BACKGROUND: Severe gonadal steroid deficiency induces bone loss in adult men; however, the specific roles of androgen and estrogen deficiency in hypogonadal bone loss are unclear. Additionally, the threshold levels of testosterone and estradiol that initiate bone loss are uncertain.

METHODS: One hundred ninety-eight healthy men, ages 20-50, received goserelin acetate, which suppresses endogenous gonadal steroid production, and were randomized to treatment with 0, 1.25, 2.5, 5, or 10 grams of testosterone gel daily for 16 weeks. An additional cohort of 202 men was randomized to receive these treatments plus anastrozole, which suppresses conversion of androgens to estrogens. Thirty-seven men served as controls and received placebos for goserelin and testosterone.

Changes in bone turnover markers, bone mineral density (BMD) by dual-energy x-ray absorptiometry (DXA), and BMD by quantitative computed tomography (QCT) were assessed in all men. Bone microarchitecture was assessed in 100 men.

RESULTS: As testosterone dosage decreased, the percent change in C-telopeptide increased. These increases were considerably greater when aromatization of testosterone to estradiol was also suppressed, suggesting effects of both testosterone and estradiol deficiency. Decreases in DXA BMD were observed when aromatization was suppressed but were modest in most groups. QCT spine BMD fell substantially in all testosterone-dose groups in which aromatization was also suppressed, and this decline was independent of testosterone dose.

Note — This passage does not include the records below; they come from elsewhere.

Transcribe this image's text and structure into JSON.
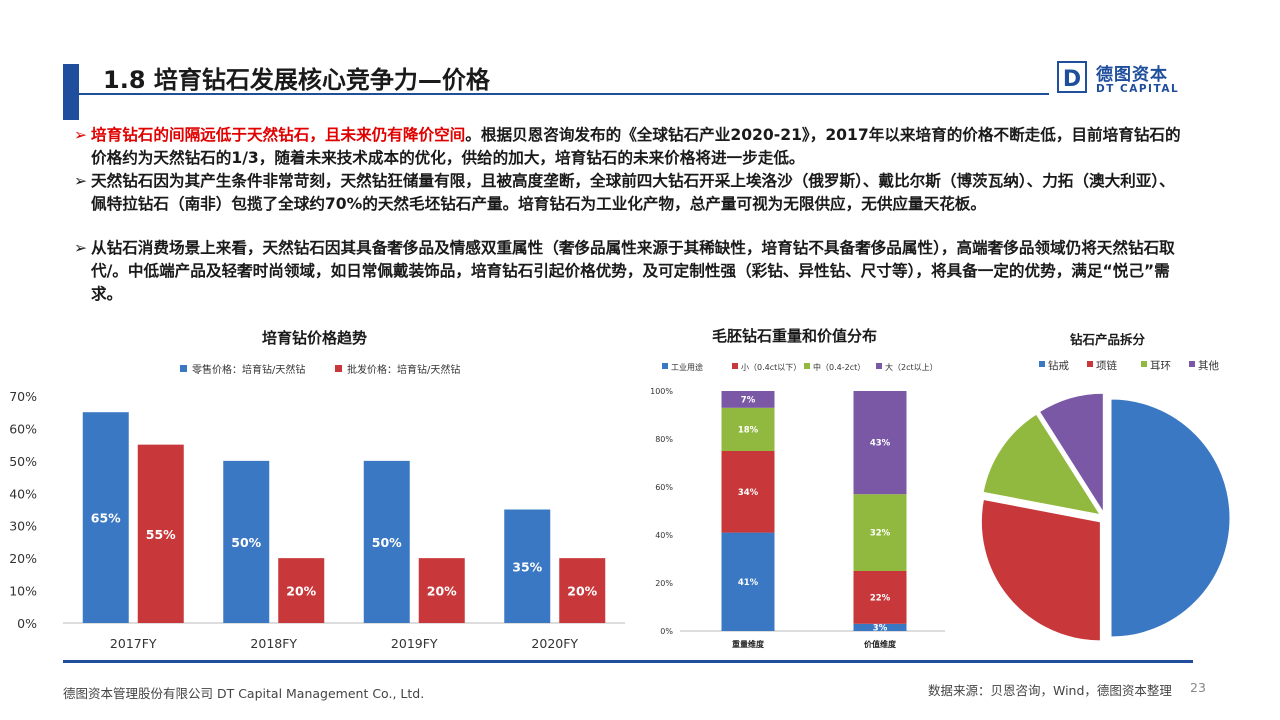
{
  "header": {
    "title": "1.8 培育钻石发展核心竞争力—价格",
    "logo_cn": "德图资本",
    "logo_en": "DT CAPITAL",
    "logo_mark": "D"
  },
  "bullets": [
    {
      "highlight": "培育钻石的间隔远低于天然钻石，且未来仍有降价空间",
      "text": "。根据贝恩咨询发布的《全球钻石产业2020-21》，2017年以来培育的价格不断走低，目前培育钻石的价格约为天然钻石的1/3，随着未来技术成本的优化，供给的加大，培育钻石的未来价格将进一步走低。"
    },
    {
      "highlight": "",
      "text": "天然钻石因为其产生条件非常苛刻，天然钻狂储量有限，且被高度垄断，全球前四大钻石开采上埃洛沙（俄罗斯）、戴比尔斯（博茨瓦纳）、力拓（澳大利亚）、佩特拉钻石（南非）包揽了全球约70%的天然毛坯钻石产量。培育钻石为工业化产物，总产量可视为无限供应，无供应量天花板。"
    },
    {
      "highlight": "",
      "text": "从钻石消费场景上来看，天然钻石因其具备奢侈品及情感双重属性（奢侈品属性来源于其稀缺性，培育钻不具备奢侈品属性），高端奢侈品领域仍将天然钻石取代/。中低端产品及轻奢时尚领域，如日常佩戴装饰品，培育钻石引起价格优势，及可定制性强（彩钻、异性钻、尺寸等），将具备一定的优势，满足“悦己”需求。"
    }
  ],
  "chart_data": [
    {
      "type": "bar",
      "title": "培育钻价格趋势",
      "categories": [
        "2017FY",
        "2018FY",
        "2019FY",
        "2020FY"
      ],
      "series": [
        {
          "name": "零售价格：培育钻/天然钻",
          "values": [
            65,
            50,
            50,
            35
          ],
          "color": "#3b78c4"
        },
        {
          "name": "批发价格：培育钻/天然钻",
          "values": [
            55,
            20,
            20,
            20
          ],
          "color": "#c8373a"
        }
      ],
      "yticks": [
        "0%",
        "10%",
        "20%",
        "30%",
        "40%",
        "50%",
        "60%",
        "70%"
      ],
      "ylim": [
        0,
        70
      ],
      "value_suffix": "%",
      "legend": "top"
    },
    {
      "type": "bar",
      "stacked": true,
      "title": "毛胚钻石重量和价值分布",
      "categories": [
        "重量维度",
        "价值维度"
      ],
      "series": [
        {
          "name": "工业用途",
          "values": [
            41,
            3
          ],
          "color": "#3b78c4"
        },
        {
          "name": "小（0.4ct以下）",
          "values": [
            34,
            22
          ],
          "color": "#c8373a"
        },
        {
          "name": "中（0.4-2ct）",
          "values": [
            18,
            32
          ],
          "color": "#92b93f"
        },
        {
          "name": "大（2ct以上）",
          "values": [
            7,
            43
          ],
          "color": "#7a58a6"
        }
      ],
      "yticks": [
        "0%",
        "20%",
        "40%",
        "60%",
        "80%",
        "100%"
      ],
      "ylim": [
        0,
        100
      ],
      "value_suffix": "%",
      "legend": "top"
    },
    {
      "type": "pie",
      "title": "钻石产品拆分",
      "labels": [
        "钻戒",
        "项链",
        "耳环",
        "其他"
      ],
      "values": [
        50,
        28,
        13,
        9
      ],
      "colors": [
        "#3b78c4",
        "#c8373a",
        "#92b93f",
        "#7a58a6"
      ],
      "legend": "top"
    }
  ],
  "footer": {
    "company": "德图资本管理股份有限公司  DT Capital Management  Co., Ltd.",
    "source": "数据来源：贝恩咨询，Wind，德图资本整理",
    "page": "23"
  }
}
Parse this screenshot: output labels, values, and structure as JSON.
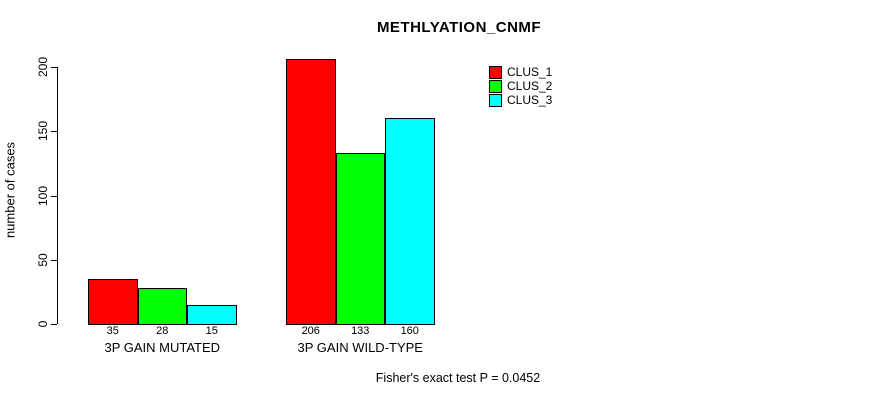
{
  "title": "METHLYATION_CNMF",
  "chart_data": {
    "type": "bar",
    "grouped": true,
    "title": "METHLYATION_CNMF",
    "categories": [
      "3P GAIN MUTATED",
      "3P GAIN WILD-TYPE"
    ],
    "series": [
      {
        "name": "CLUS_1",
        "color": "#ff0000",
        "values": [
          35,
          206
        ]
      },
      {
        "name": "CLUS_2",
        "color": "#00ff00",
        "values": [
          28,
          133
        ]
      },
      {
        "name": "CLUS_3",
        "color": "#00ffff",
        "values": [
          15,
          160
        ]
      }
    ],
    "xlabel": "",
    "ylabel": "number of cases",
    "ylim": [
      0,
      200
    ],
    "yticks": [
      0,
      50,
      100,
      150,
      200
    ],
    "bar_value_labels": [
      [
        "35",
        "28",
        "15"
      ],
      [
        "206",
        "133",
        "160"
      ]
    ],
    "grid": false,
    "legend_position": "top-right",
    "legend_entries": [
      "CLUS_1",
      "CLUS_2",
      "CLUS_3"
    ],
    "annotation": "Fisher's exact test P = 0.0452"
  }
}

Estradiol deficiency disrupted cortical microarchitecture at peripheral sites.

Estradiol levels above 10 pg/ml and testosterone levels above 200 ng/dl were generally sufficient to prevent increases in bone resorption and decreases in BMD in men.

CONCLUSIONS: Estrogens primarily regulate bone homeostasis in adult men, and testosterone and estradiol levels must decline substantially to impact the skeleton.